Amazingly, this sense of confidence and ability did not wear off as the day wore on. After a particularly brisk, barefooted fording of the Haast River, I began the track toward Brewster, an unrelenting 3hr climb up 1000m of slippery tree roots and the odd icy rock. Despite the difficulty of the track, there was much to enjoy: the mature beech forest covered with mosses that laced the edges of the trees with the light of the low winter sun. The best moment was crossing the tree line. I was blown away by the view above and across the valley, filled with snowy peaks and vast valleys. It was magic.
I reached the hut feeling encouraged by my successful completion of the track and was welcomed by a group of glacier guides from Franz Josef. They are a super bunch and we had a great time chatting and eating. They invited me to join them for a walk up Mt. Armstrong, a peak directly behind the hut. I was hoping to climb Armstrong and gratefully accepted the offer.
We set out at 8:00 the following morning, just as the sky gained a yellow fringe. There are several cairned routes on Mt. Armstrong and we roughly followed a couple of them — switching between as we saw fit — up the icy and tussocked slope, around the rocky bluffs and toward the snow line. It was an astoundingly beautiful morning, albeit a bit windy, and I exerienced a profound thrill as I looked back down the mountain, into deep blues and blue-greens of the Haast Valley, up past the snow-blue peaks, and into the growing yellow of the sky.
Walking up, we had encountered a number of false summits which, while disappointing at the time, served only to heighten my anticipation of the final summit. Reaching the peak, marked by a lonely cairn, did not disappoint. The view was astounding and offered a clear sight up the Main Divide. Mt Brewster stood beside us, wind and cloud scouring the summit, as an attractive goal for next time. I tried to imagine the climb and summit.
Summiting is always special for me. I enjoy that moment of arrival as a point in space and time that opens the door to innumerable objectives — other peaks and ridges. The sight of these fills me with both a sense of possibility — excitement at a world of exploration — and sense that, for just a moment, I’ve been afforded a glance through that door upon which I have been knocking all my life. With this comes a contenting sense of wholeness, of placed-ness, and of belonging.
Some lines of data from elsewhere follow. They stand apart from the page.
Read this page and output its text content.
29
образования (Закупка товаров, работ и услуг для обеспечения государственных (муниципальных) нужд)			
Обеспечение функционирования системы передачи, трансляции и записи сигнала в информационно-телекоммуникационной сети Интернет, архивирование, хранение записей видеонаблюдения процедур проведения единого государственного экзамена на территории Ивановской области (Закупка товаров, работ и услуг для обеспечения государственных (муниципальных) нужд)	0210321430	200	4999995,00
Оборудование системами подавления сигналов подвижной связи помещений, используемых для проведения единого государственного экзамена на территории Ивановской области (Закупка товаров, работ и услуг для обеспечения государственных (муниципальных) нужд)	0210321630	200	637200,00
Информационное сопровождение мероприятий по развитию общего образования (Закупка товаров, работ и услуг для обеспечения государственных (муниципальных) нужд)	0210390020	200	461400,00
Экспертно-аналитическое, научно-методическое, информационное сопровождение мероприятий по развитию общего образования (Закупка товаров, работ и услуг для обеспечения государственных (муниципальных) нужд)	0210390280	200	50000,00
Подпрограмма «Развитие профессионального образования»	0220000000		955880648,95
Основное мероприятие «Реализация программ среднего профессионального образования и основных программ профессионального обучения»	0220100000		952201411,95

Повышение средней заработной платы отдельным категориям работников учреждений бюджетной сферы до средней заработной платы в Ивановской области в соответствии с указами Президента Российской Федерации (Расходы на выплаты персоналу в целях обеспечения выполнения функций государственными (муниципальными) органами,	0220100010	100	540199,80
But then we depart and our footprints in the snow are blown away or covered and nothing remains but the memory of the moment, an echo of the view we long to see, and the hope of arriving once more at one of those innumerable distant peaks.
I thoroughly enjoyed this trip with the guides, who hailed from the UK, Australia, and Canada. They were such an inclusive and friendly bunch and I loved getting to know them, hearing their stories, over the duration of the trip. Sharing that moment of summiting with others is a far fuller experience than doing it on your own. Returning to the hut, the guides headed back down to the carpark and returned home.
It was not until lunch time, the next day, that the ice had finally melted off the deck, allowing me to move into a more comfortable position in the warmth of the sun. There was a cool breeze so I pulled out a mattress and my sleeping bag and lay down for a snooze. I was captivated by the view of the mountains across the valley but often looked back toward Mt. Armstrong, recalling the previous day’s climb. My eyelids grew heavy. Snoozing outside a hut with a cool breeze and a bright sun is one of my favourite things to do. I love listening to the sounds: the wind in the tussock, the distant rumble of a waterfall, and the occasional cry of a kea. These are deeply quieting and I soon fell asleep, resting in preparation for the next day’s return to Wanaka.